Rating: Rated PG-13The world of Oscar Wilde would hardly seem fit for use as a plot device aimed at movie goers of the 1990s but the new movie "An Ideal Husband," turns out to be a very pleasant and diverting way to escape the summer’s heat and, at the same time, find out just what made Wilde’s plays so popular. And the answer to their continued success is the dialogue! Where else--except in an occasional play by David Mamet--will you find such great lines like: "To love oneself is the beginning of a life-long romance," or "I love to talk about nothing; it’s the only thing I know anything about."

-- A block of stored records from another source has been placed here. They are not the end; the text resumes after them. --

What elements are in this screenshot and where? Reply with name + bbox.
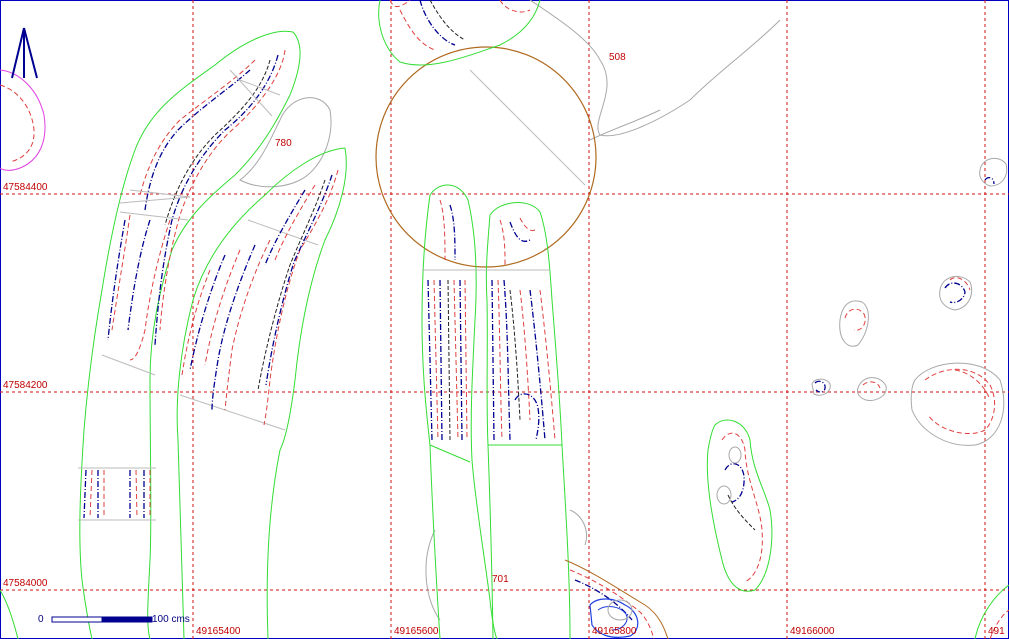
map-frame [0,0,1009,639]
scale-start-label: 0 [38,614,44,625]
feature-left-long [78,30,301,639]
grid-lines [0,0,1009,639]
small-blobs [814,177,996,434]
feature-top-center [378,0,541,66]
scale-end-label: 100 cms [152,614,190,625]
feature-bottom-left-edge [0,589,19,639]
grid-label-x-2: 49165600 [394,626,439,637]
circle-feature [375,46,597,268]
scale-bar: 0 100 cms [38,614,190,625]
scale-bar-filled [101,616,153,623]
grid-label-x-4: 49166000 [790,626,835,637]
grid-label-y-2: 47584200 [3,380,48,391]
feature-label-508: 508 [609,52,626,63]
pink-inner-contour [0,84,35,163]
grid-label-x-5: 491 [988,626,1005,637]
feature-bottom-center [564,509,669,639]
grid-label-x-1: 49165400 [196,626,241,637]
pink-outline [0,69,46,171]
grid-label-y-3: 47584000 [3,578,48,589]
feature-right-small [706,419,773,592]
map-canvas[interactable]: 0 100 cms 47584400 47584200 47584000 491… [0,0,1009,639]
grid-label-y-1: 47584400 [3,182,48,193]
feature-center-left [176,147,347,639]
grid-label-x-3: 49165800 [592,626,637,637]
feature-center-right [421,184,571,639]
feature-label-701: 701 [492,574,509,585]
grey-features [239,0,1008,621]
feature-label-780: 780 [275,138,292,149]
north-arrow-icon [11,27,38,79]
scale-bar-empty [51,616,103,623]
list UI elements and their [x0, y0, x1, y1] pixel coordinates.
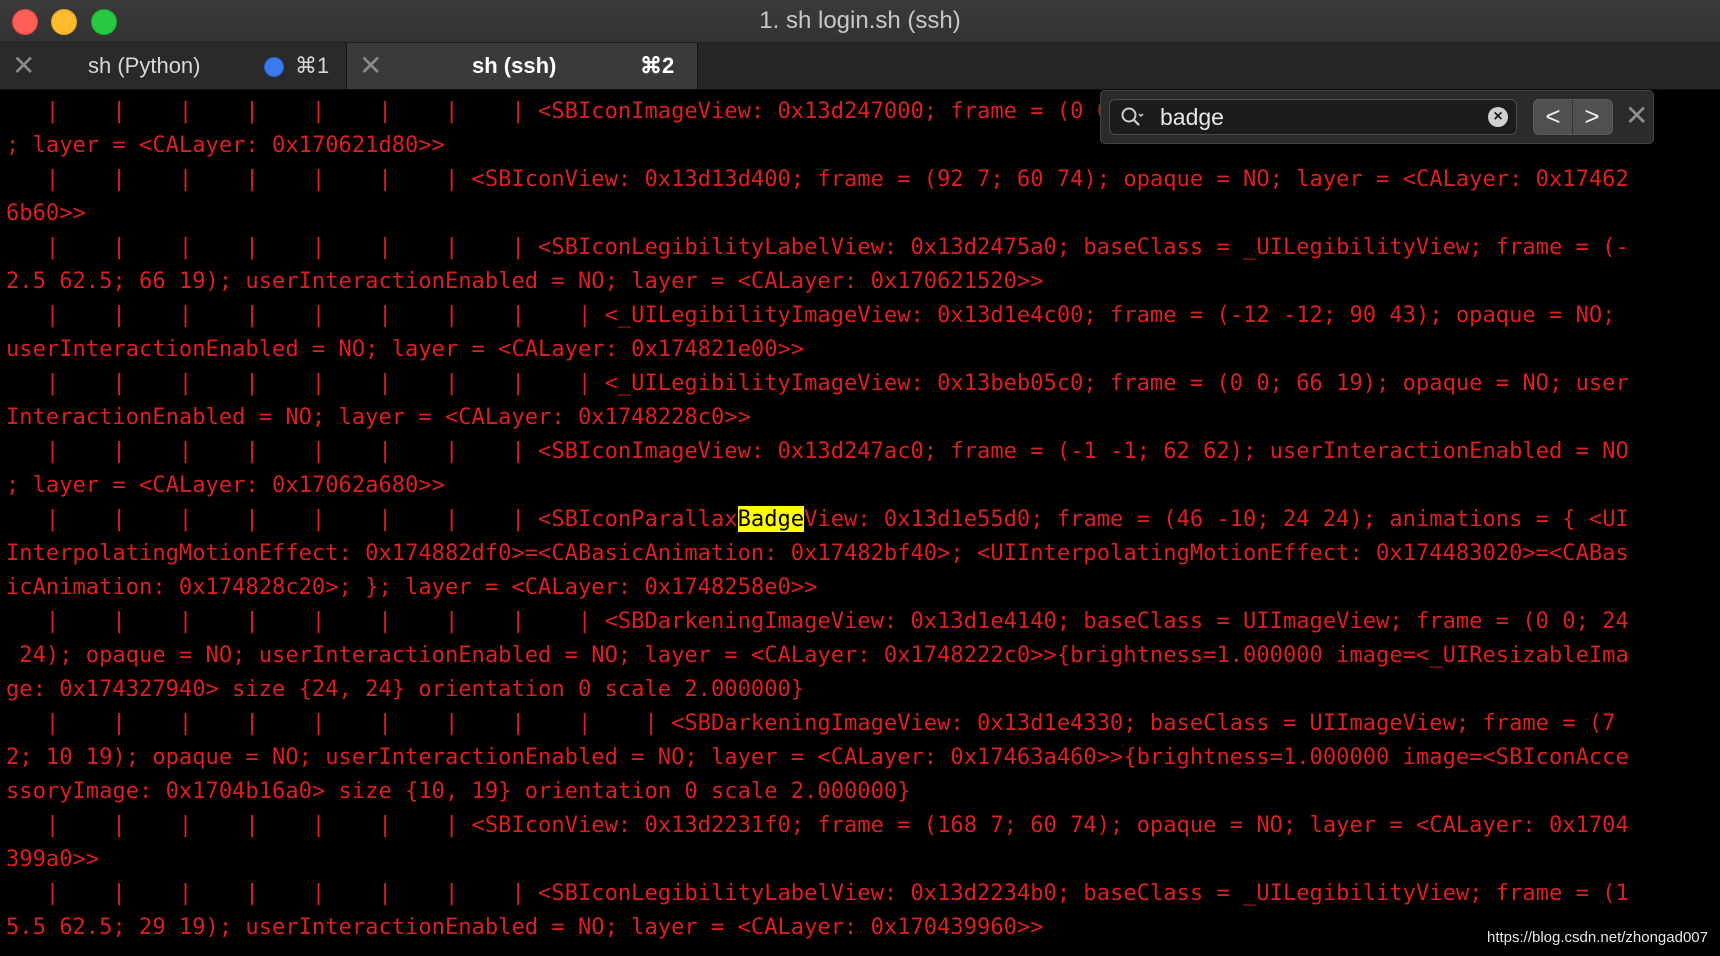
find-previous-button[interactable]: < — [1534, 100, 1573, 134]
terminal-line: | | | | | | | | <SBIconImageView: 0x13d2… — [6, 438, 1629, 464]
tab-close-icon[interactable]: ✕ — [359, 49, 382, 83]
terminal-line: 2.5 62.5; 66 19); userInteractionEnabled… — [6, 268, 1044, 294]
tab-sh-python[interactable]: ✕ sh (Python) ⌘1 — [0, 43, 347, 89]
tab-close-icon[interactable]: ✕ — [12, 49, 35, 83]
search-match-highlight: Badge — [737, 506, 805, 532]
find-close-icon[interactable]: ✕ — [1625, 99, 1648, 133]
terminal-line: 5.5 62.5; 29 19); userInteractionEnabled… — [6, 914, 1044, 940]
window-title: 1. sh login.sh (ssh) — [759, 7, 961, 34]
search-icon[interactable] — [1120, 105, 1144, 129]
find-bar: × < > ✕ — [1100, 90, 1654, 144]
terminal-line: 2; 10 19); opaque = NO; userInteractionE… — [6, 744, 1629, 770]
watermark: https://blog.csdn.net/zhongad007 — [1486, 929, 1708, 946]
title-bar: 1. sh login.sh (ssh) — [0, 0, 1720, 43]
activity-indicator-icon — [264, 57, 284, 77]
terminal-line: | | | | | | | | <SBIconParallaxBadgeView… — [6, 506, 1629, 532]
terminal-line: | | | | | | | | | <SBDarkeningImageView:… — [6, 608, 1629, 634]
tab-bar: ✕ sh (Python) ⌘1 ✕ sh (ssh) ⌘2 — [0, 43, 1720, 90]
terminal-line: ge: 0x174327940> size {24, 24} orientati… — [6, 676, 805, 702]
terminal-line: | | | | | | | | | | <SBDarkeningImageVie… — [6, 710, 1616, 736]
find-next-button[interactable]: > — [1573, 100, 1611, 134]
search-input[interactable] — [1160, 103, 1460, 131]
find-navigation: < > — [1533, 99, 1613, 135]
terminal-line: 399a0>> — [6, 846, 100, 872]
terminal-line: 6b60>> — [6, 200, 86, 226]
terminal-line: ; layer = <CALayer: 0x17062a680>> — [6, 472, 445, 498]
terminal-line: 24); opaque = NO; userInteractionEnabled… — [6, 642, 1629, 668]
tab-sh-ssh[interactable]: ✕ sh (ssh) ⌘2 — [347, 43, 698, 89]
terminal-line: | | | | | | | | <SBIconLegibilityLabelVi… — [6, 880, 1629, 906]
tab-shortcut: ⌘1 — [295, 53, 330, 78]
terminal-line: | | | | | | | | | <_UILegibilityImageVie… — [6, 302, 1616, 328]
terminal-line: | | | | | | | <SBIconView: 0x13d13d400; … — [6, 166, 1629, 192]
tab-shortcut: ⌘2 — [640, 53, 675, 78]
tab-label: sh (Python) — [88, 53, 201, 78]
terminal-line: InteractionEnabled = NO; layer = <CALaye… — [6, 404, 751, 430]
terminal-output[interactable]: | | | | | | | | <SBIconImageView: 0x13d2… — [6, 94, 1716, 942]
terminal-line: ssoryImage: 0x1704b16a0> size {10, 19} o… — [6, 778, 911, 804]
terminal-line: userInteractionEnabled = NO; layer = <CA… — [6, 336, 805, 362]
terminal-line: | | | | | | | | <SBIconLegibilityLabelVi… — [6, 234, 1629, 260]
terminal-line: InterpolatingMotionEffect: 0x174882df0>=… — [6, 540, 1629, 566]
terminal-line: | | | | | | | <SBIconView: 0x13d2231f0; … — [6, 812, 1629, 838]
terminal-line: | | | | | | | | | <_UILegibilityImageVie… — [6, 370, 1629, 396]
terminal-line: icAnimation: 0x174828c20>; }; layer = <C… — [6, 574, 818, 600]
clear-search-icon[interactable]: × — [1488, 107, 1508, 127]
find-field[interactable]: × — [1109, 99, 1517, 135]
tab-label: sh (ssh) — [472, 53, 557, 78]
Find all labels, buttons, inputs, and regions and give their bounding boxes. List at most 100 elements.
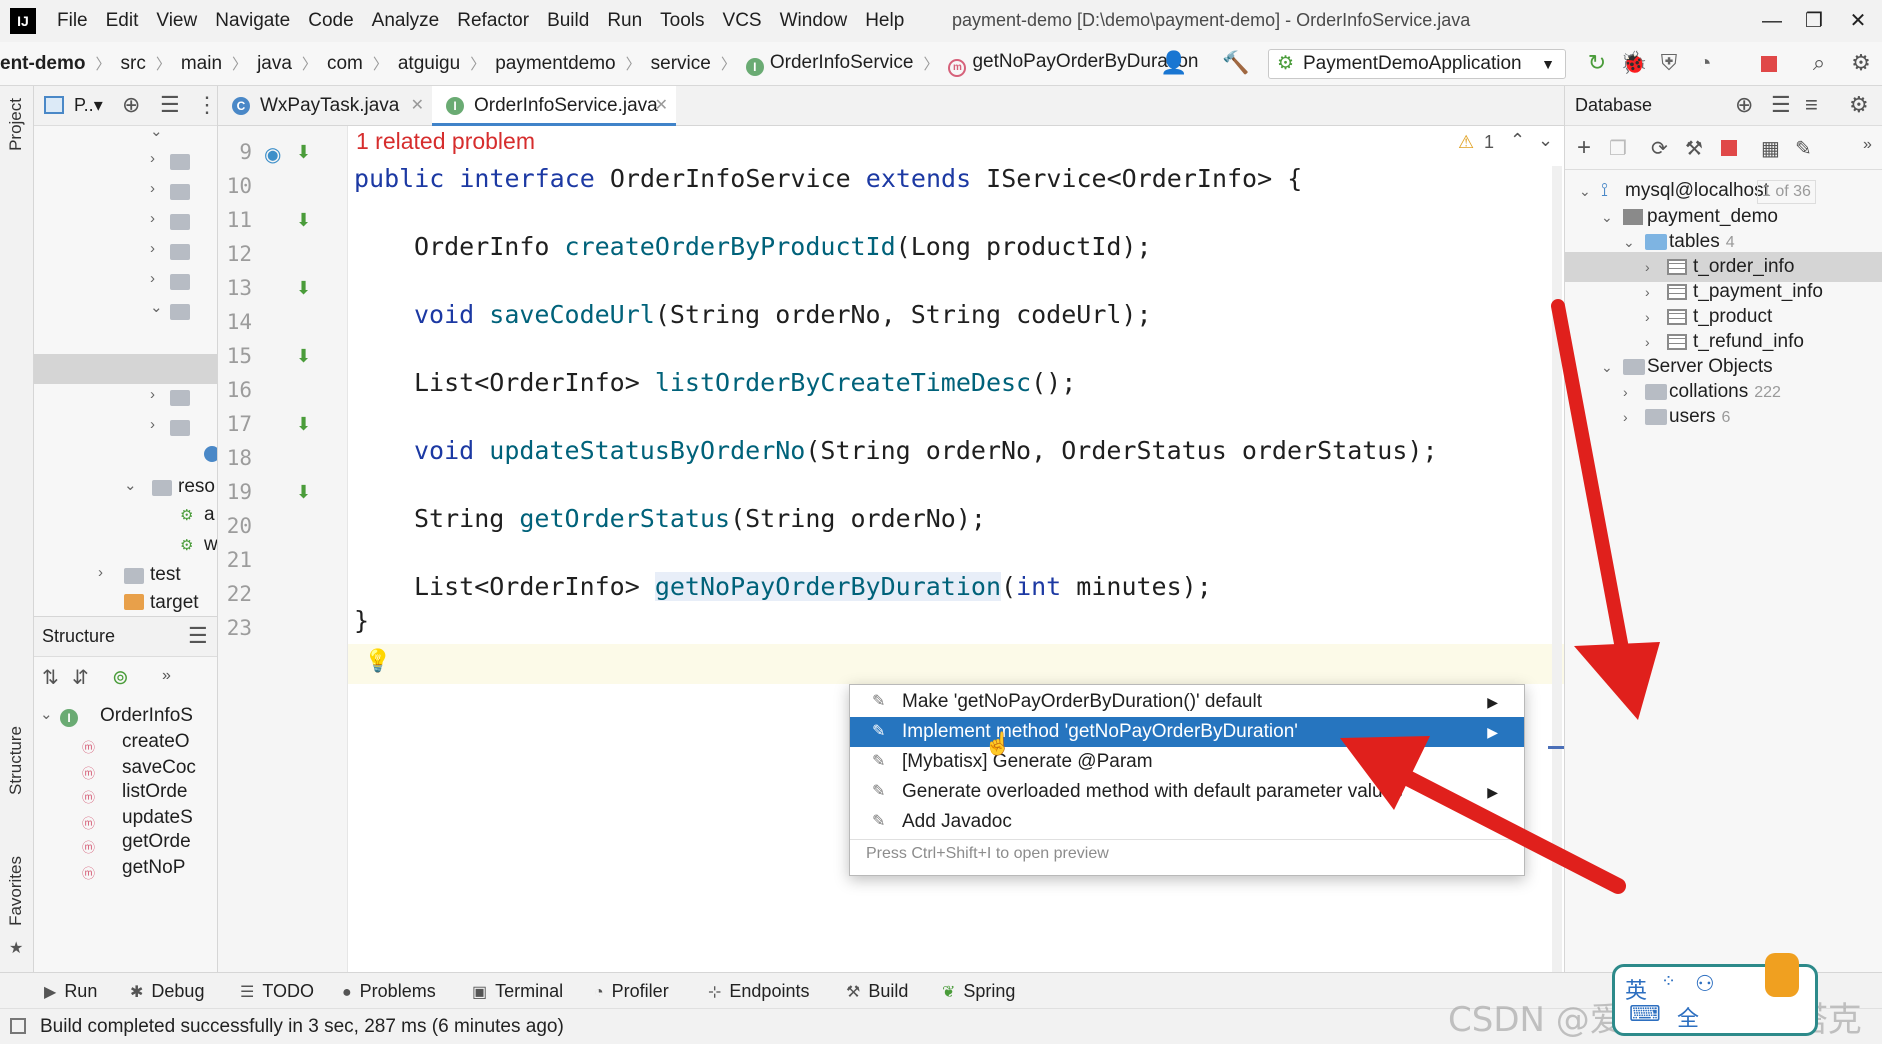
tab-wxpaytask[interactable]: C WxPayTask.java ✕ [218,86,432,126]
intention-implement-method[interactable]: ✎ Implement method 'getNoPayOrderByDurat… [850,717,1524,747]
breadcrumb-paymentdemo[interactable]: paymentdemo [493,53,617,75]
sort-alpha-icon[interactable]: ⇅ [42,665,59,690]
menu-help[interactable]: Help [856,10,913,32]
implement-marker-icon[interactable]: ⬇ [296,278,318,300]
edit-icon[interactable]: ✎ [1795,136,1812,161]
chevron-right-icon[interactable]: › [150,240,155,257]
project-view-selector[interactable]: P..▾ [74,95,103,116]
chevron-right-icon[interactable]: › [150,416,155,433]
previous-highlight-icon[interactable]: ⌃ [1510,130,1525,151]
chevron-down-icon[interactable]: ⌄ [150,298,163,316]
close-tab-icon[interactable]: ✕ [411,86,424,126]
chevron-right-icon[interactable]: ⌄ [150,122,163,140]
menu-edit[interactable]: Edit [97,10,148,32]
tree-item-resources[interactable]: reso [178,476,215,498]
tool-build[interactable]: ⚒ Build [846,973,908,1009]
more-icon[interactable]: » [1863,136,1872,154]
menu-vcs[interactable]: VCS [714,10,771,32]
chevron-right-icon[interactable]: › [150,210,155,227]
stop-icon[interactable] [1721,140,1737,156]
tool-problems[interactable]: ● Problems [342,973,436,1009]
menu-refactor[interactable]: Refactor [448,10,538,32]
ime-keyboard-icon[interactable]: ⌨ [1629,1001,1661,1027]
settings-icon[interactable]: ⚙ [1848,50,1874,76]
collapse-all-icon[interactable]: ☰ [1771,92,1791,118]
editor-scrollbar[interactable] [1552,166,1562,972]
implement-marker-icon[interactable]: ⬇ [296,414,318,436]
profiler-icon[interactable]: ◔ [1692,50,1718,76]
rerun-icon[interactable]: ↻ [1584,50,1610,76]
menu-window[interactable]: Window [771,10,857,32]
menu-tools[interactable]: Tools [651,10,713,32]
menu-file[interactable]: File [48,10,97,32]
settings-icon[interactable]: ⚙ [1849,92,1869,118]
lightbulb-icon[interactable]: 💡 [364,648,391,674]
schema-icon[interactable]: ⚒ [1685,136,1703,161]
chevron-right-icon[interactable]: › [150,386,155,403]
structure-member[interactable]: updateS [122,807,193,829]
menu-navigate[interactable]: Navigate [206,10,299,32]
menu-run[interactable]: Run [598,10,651,32]
intention-generate-overloaded[interactable]: ✎ Generate overloaded method with defaul… [850,777,1524,807]
tool-todo[interactable]: ☰ TODO [240,973,314,1009]
implement-marker-icon[interactable]: ⬇ [296,482,318,504]
locate-icon[interactable]: ⊕ [1735,92,1753,118]
breadcrumb-com[interactable]: com [325,53,365,75]
ime-fullwidth-icon[interactable]: 全 [1677,1001,1699,1033]
tab-favorites[interactable]: Favorites [6,856,26,926]
close-window-icon[interactable]: ✕ [1836,6,1880,36]
structure-member[interactable]: listOrde [122,781,187,803]
refresh-icon[interactable]: ⟳ [1651,136,1668,161]
structure-root[interactable]: OrderInfoS [100,705,193,727]
expand-icon[interactable]: ≡ [1805,92,1818,118]
options-icon[interactable]: ⋮ [196,92,217,118]
breadcrumb-main[interactable]: main [179,53,224,75]
related-problem-hint[interactable]: 1 related problem [356,128,535,155]
more-icon[interactable]: » [162,667,171,685]
breadcrumb-src[interactable]: src [119,53,148,75]
tree-item-w[interactable]: w [204,534,217,556]
status-toggle-icon[interactable] [10,1018,26,1034]
implement-marker-icon[interactable]: ⬇ [296,142,318,164]
show-inherited-icon[interactable]: ⊚ [112,665,129,690]
tool-run[interactable]: ▶ Run [44,973,97,1009]
warning-icon[interactable]: ⚠ [1458,132,1474,153]
implement-marker-icon[interactable]: ⬇ [296,210,318,232]
debug-icon[interactable]: 🐞 [1620,50,1647,76]
tab-orderinfoservice[interactable]: I OrderInfoService.java ✕ [432,86,676,126]
table-icon[interactable]: ▦ [1761,136,1780,161]
options-icon[interactable]: ☰ [188,623,208,649]
stop-icon[interactable] [1756,50,1782,76]
breadcrumb-project[interactable]: ent-demo [0,53,88,75]
sort-visibility-icon[interactable]: ⇵ [72,665,89,690]
run-configuration-dropdown[interactable]: ⚙ PaymentDemoApplication ▼ [1268,49,1566,79]
tool-debug[interactable]: ✱ Debug [130,973,204,1009]
hammer-build-icon[interactable]: 🔨 [1222,50,1249,76]
tool-endpoints[interactable]: ⊹ Endpoints [708,973,809,1009]
intention-mybatisx-param[interactable]: ✎ [Mybatisx] Generate @Param [850,747,1524,777]
implemented-marker-icon[interactable]: ◉ [264,142,286,166]
structure-member[interactable]: getNoP [122,857,185,879]
minimize-icon[interactable]: — [1750,6,1794,36]
tree-item-a[interactable]: a [204,504,215,526]
tree-item-test[interactable]: test [150,564,181,586]
breadcrumb-orderinfoservice[interactable]: I OrderInfoService [744,52,916,76]
tab-project[interactable]: Project [6,98,26,151]
menu-analyze[interactable]: Analyze [363,10,449,32]
add-icon[interactable]: + [1577,134,1591,162]
tab-structure[interactable]: Structure [6,726,26,795]
tool-terminal[interactable]: ▣ Terminal [472,973,563,1009]
tree-item-target[interactable]: target [150,592,199,614]
maximize-icon[interactable]: ❐ [1792,6,1836,36]
search-icon[interactable]: ⌕ [1806,50,1832,76]
ime-toolbar[interactable]: 英 ⁘ ⚇ ⌨ 全 [1612,953,1818,1036]
chevron-down-icon[interactable]: ⌄ [124,476,137,494]
locate-icon[interactable]: ⊕ [122,92,140,118]
menu-code[interactable]: Code [299,10,362,32]
breadcrumb-service[interactable]: service [649,53,713,75]
structure-member[interactable]: getOrde [122,831,191,853]
chevron-right-icon[interactable]: › [150,150,155,167]
intention-add-javadoc[interactable]: ✎ Add Javadoc [850,807,1524,837]
user-icon[interactable]: 👤 [1160,50,1187,76]
collapse-all-icon[interactable]: ☰ [160,92,180,118]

And where else would the potential threat of a public trial, a trial that would expose political dealings and behind-the-scenes blackmail, be the hinge pin of the plot? Certainly not in today’s America, where the antics of most politicians so obviously pandering to a bored public, that even scandals of what would be earth-shaking proportions 100 years ago, today hardly make a ripple on the scene.
So enter a world where most politicians live in Belgravia apartments, stuffed with the best of Victorian and Edwardian design, and watch truly beautiful people cope with the horrors of the day. Oliver Parker has filmed (and re-written) a time machine that takes us back, maybe not to a better time, but certainly one with more beauty and more interest.
"An Ideal Husband" Begins with a formal reception, where a dashing lord (played with dash by Jeremy Northam) is accosted by a quite beautiful Mrs. Cheveley (played with beauty by Julianne Moore), about a possible scandal revolving around variations on the Suez Canal. And it’s all pure entertainment from there.